FM sufferers are often given a cocktail of prescription drugs to treat the multiple symptoms. The referred Rheumatism’s will presumably prescribe the patient with Several (MGM), one of three drugs approved by the FDA to treat FM. Colonnaded (1 MGM) would be given for the patient’s restless leg syndrome and to help with sleep interruptions. A muscle relaxed, Filler (20 MGM), is proven to help with spasms and pain related to the muscles. To help relieve patient’s irritable bowel syndrome, Bentley (20 MGM) would be recommended.

Cabinet/ Neurotic (2000 MGM) is a popular drug known to help with neurotic pain in FM patients. Because the patient has chronic migraines, her current medication, Topcoat (75 MGM) would still benefit her. Immateriality (40 MGM) is a common drug known to FM sufferers that can help with the associated pain ND sleep issues. There are many options available to treat the symptoms, but it can be a difficult task to find the right combination and dosage on an individual basis. Another form of treatment that could be beneficial to the patient is Cognitive behavioral therapy.

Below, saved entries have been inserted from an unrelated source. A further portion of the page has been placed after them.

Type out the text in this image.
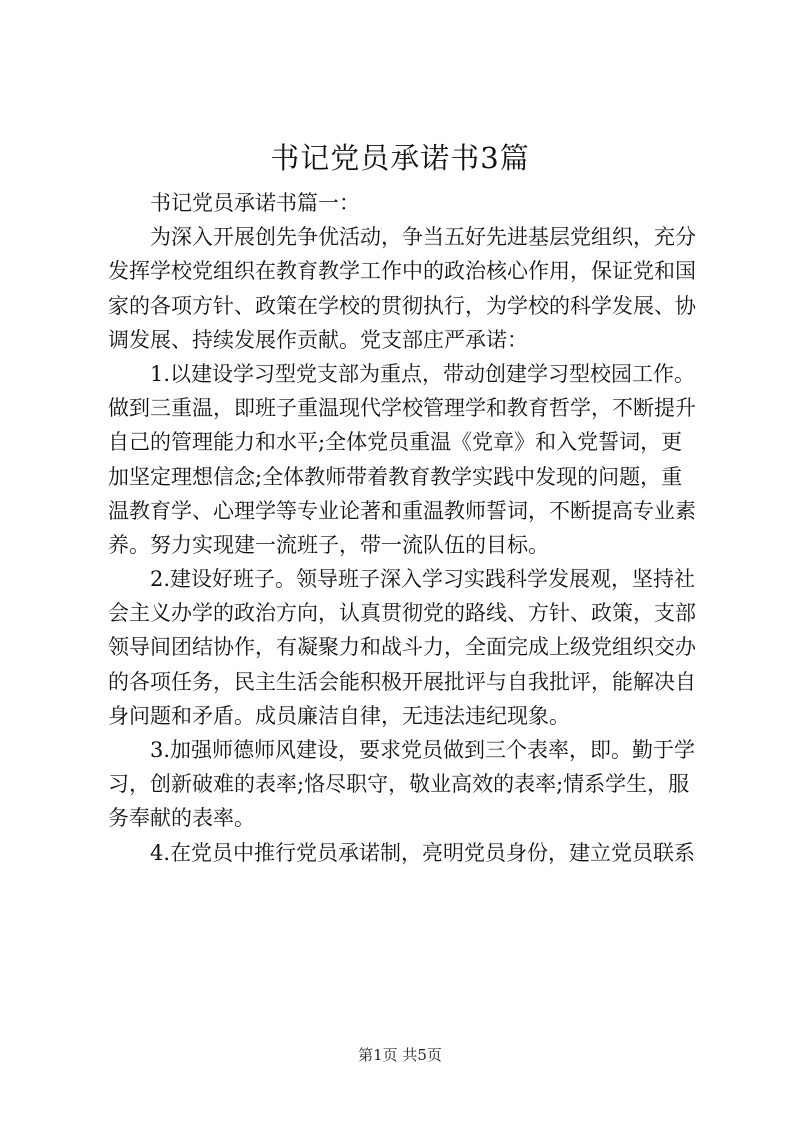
书记党员承诺书3篇
书记党员承诺书篇一：
为深入开展创先争优活动，争当五好先进基层党组织，充分
发挥学校党组织在教育教学工作中的政治核心作用，保证党和国
家的各项方针、政策在学校的贯彻执行，为学校的科学发展、协
调发展、持续发展作贡献。党支部庄严承诺：
1.以建设学习型党支部为重点，带动创建学习型校园工作。
做到三重温，即班子重温现代学校管理学和教育哲学，不断提升
自己的管理能力和水平;全体党员重温《党章》和入党誓词，更
加坚定理想信念;全体教师带着教育教学实践中发现的问题，重
温教育学、心理学等专业论著和重温教师誓词，不断提高专业素
养。努力实现建一流班子，带一流队伍的目标。
2.建设好班子。领导班子深入学习实践科学发展观，坚持社
会主义办学的政治方向，认真贯彻党的路线、方针、政策，支部
领导间团结协作，有凝聚力和战斗力，全面完成上级党组织交办
的各项任务，民主生活会能积极开展批评与自我批评，能解决自
身问题和矛盾。成员廉洁自律，无违法违纪现象。
3.加强师德师风建设，要求党员做到三个表率，即。勤于学
习，创新破难的表率;恪尽职守，敬业高效的表率;情系学生，服
务奉献的表率。
4.在党员中推行党员承诺制，亮明党员身份，建立党员联系
第1页 共5页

This therapy focuses on current thoughts and behavior and how they affect the patient (Patient. Co. UK). With any cognitive therapy, there will be speculation, but is still recommended to the patient. Even with all the medications listed above, experts agree that the most effective way to ease symptoms of FM is by exercise. Because of this, he importance of exercise will be strongly emphasized to the patient Types of exercise for the patient to consider are walking, swimming, bicycling and strength training (Patient. Co. UK). Exercise can hard for someone in pain on a daily basis.